Los gremios patronales y sindicatos de prensa se movilizaron contra dos artículos que prevén sanciones a periodistas y medios que publiquen “ideas racistas y discriminatorias”
Mientras ruidosas protestas se concretaban en La Paz, Santa Cruz, Oruro, Potosí, Tarija y El Alto, Evo Morales recibía ayer a representantes de la Asociación Nacional de la Prensa (ANP), que agrupa a propietarios y directores de medios escritos, la Confederación de Trabajadores de la Prensa, y representantes de organizaciones sociales, quienes habían pedido audiencia con el mandatario a fin de persuadirlo de que elimine los llamados artículos “mordaza” de la norma. Pero, tras la reunión, el vocero de la Presidencia, Iván Canelas, afirmó que “no hubo acuerdo” y que se avanzará con la ley tal cual está, sin modificaciones.
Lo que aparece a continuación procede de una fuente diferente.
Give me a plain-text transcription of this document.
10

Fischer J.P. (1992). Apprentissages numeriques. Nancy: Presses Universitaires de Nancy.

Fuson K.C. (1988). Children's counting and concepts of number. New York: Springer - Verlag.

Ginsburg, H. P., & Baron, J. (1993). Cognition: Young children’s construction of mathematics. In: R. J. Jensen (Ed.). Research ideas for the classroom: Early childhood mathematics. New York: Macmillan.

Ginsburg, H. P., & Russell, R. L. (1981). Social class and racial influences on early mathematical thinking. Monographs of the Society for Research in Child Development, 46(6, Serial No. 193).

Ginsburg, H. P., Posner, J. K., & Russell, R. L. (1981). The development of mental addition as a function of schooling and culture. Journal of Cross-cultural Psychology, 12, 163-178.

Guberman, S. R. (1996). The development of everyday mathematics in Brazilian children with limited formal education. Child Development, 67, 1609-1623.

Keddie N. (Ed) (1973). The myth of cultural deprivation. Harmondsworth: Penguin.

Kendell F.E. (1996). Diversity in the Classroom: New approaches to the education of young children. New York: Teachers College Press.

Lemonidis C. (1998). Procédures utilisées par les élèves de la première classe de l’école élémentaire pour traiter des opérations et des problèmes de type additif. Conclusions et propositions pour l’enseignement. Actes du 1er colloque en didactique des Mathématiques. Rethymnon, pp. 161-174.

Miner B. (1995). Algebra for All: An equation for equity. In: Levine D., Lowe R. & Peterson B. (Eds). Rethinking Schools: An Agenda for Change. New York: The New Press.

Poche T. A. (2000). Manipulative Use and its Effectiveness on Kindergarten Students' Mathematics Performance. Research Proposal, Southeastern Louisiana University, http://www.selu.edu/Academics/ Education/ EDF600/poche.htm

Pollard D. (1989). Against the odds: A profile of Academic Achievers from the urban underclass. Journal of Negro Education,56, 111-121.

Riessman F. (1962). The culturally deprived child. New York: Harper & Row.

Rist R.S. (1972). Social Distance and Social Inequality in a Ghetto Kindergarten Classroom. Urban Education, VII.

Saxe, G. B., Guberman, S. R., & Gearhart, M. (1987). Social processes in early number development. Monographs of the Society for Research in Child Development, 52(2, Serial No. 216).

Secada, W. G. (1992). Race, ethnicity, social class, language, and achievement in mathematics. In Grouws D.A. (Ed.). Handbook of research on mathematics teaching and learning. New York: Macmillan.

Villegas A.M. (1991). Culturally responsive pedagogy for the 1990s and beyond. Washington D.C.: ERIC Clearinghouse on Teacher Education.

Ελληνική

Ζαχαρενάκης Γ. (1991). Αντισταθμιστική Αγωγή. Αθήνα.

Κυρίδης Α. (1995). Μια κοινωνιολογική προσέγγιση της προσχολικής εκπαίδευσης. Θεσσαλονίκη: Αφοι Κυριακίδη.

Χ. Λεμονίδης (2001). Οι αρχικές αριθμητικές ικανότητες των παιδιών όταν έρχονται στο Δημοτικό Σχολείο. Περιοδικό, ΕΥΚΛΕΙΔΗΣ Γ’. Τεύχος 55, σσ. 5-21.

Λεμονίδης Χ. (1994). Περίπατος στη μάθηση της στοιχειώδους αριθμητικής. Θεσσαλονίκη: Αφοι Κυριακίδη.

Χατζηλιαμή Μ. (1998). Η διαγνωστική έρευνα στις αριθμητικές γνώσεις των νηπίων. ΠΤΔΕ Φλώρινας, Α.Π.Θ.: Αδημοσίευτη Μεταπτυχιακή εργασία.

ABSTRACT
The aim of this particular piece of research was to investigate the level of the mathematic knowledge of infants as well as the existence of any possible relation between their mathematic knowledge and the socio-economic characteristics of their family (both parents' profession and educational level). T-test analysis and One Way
Los polémicos artículos son dos. El artículo 16 señala que “el medio de comunicación que autorizare y publicare ideas racistas y discriminatorias será pasible de sanciones económicas y de suspensión de licencia de funcionamiento”. Por su parte, el 23 establece que cuando el hecho sea cometido por un trabajador de un medio de comunicación “no podrá alegarse inmunidad ni fuero alguno”.
Según la Asociación de Periodistas de la Paz este último artículo pone a los trabajadores de medios en la mira del código penas y les quita la posibilidad de “invocar la Ley Imprenta”.
“Le hemos pedido al presidente que se elimine toda aquella mención a periodistas, medios, comunicadores y propietarios de medios de la ley, a fin de evitar esta discriminación contra el sector periodístico. Pedimos que se establezcan sanciones legales a quienes difundan ideas racistas”, afirmó el director ejecutivo de la ANP, Juan Javier Zeballos, tras la reunión con el presidente.
Los gremios de patronales de medios rechazan el artículo 16 porque consideran que con él se les aplicará una censura previa, aunque el vocero del gobierno aseguró que la libertad de expresión “está garantizada”.
No obstante, uno de los principales senadores del oficialismo dispuesto a llegar a algún tipo de consenso, Eduardo Maldonado, fue destituido el lunes por la noche de la presidencia de una comisión que analizaba alternativas al artículo 16.
En las últimas semanas, Morales ha insistido en llamar “racistas confesos” a quienes se oponen a la norma, además de asegurar que la prensa está entre sus “primeros enemigos”. Y afirmó que la futura disposición no está diseñada para atacar a la prensa, sino “para proteger a los débiles, maltratados y discriminados, que son la inmensa mayoría de Bolivia”.
Dominó regional
A nivel regional, el debate en Bolivia se suma a polémicos proyectos para controlar los medios que varios gobiernos de América latina aprobaron –como es el caso de los Kirchner en Argentina o Hugo Chávez, en Venezuela– o están considerando impulsar, como ya sugirió el presidente de Brasil, Lula da Silva, quien está en plena pelea con los medios a los que acusa de comportarse como “partidos políticos”.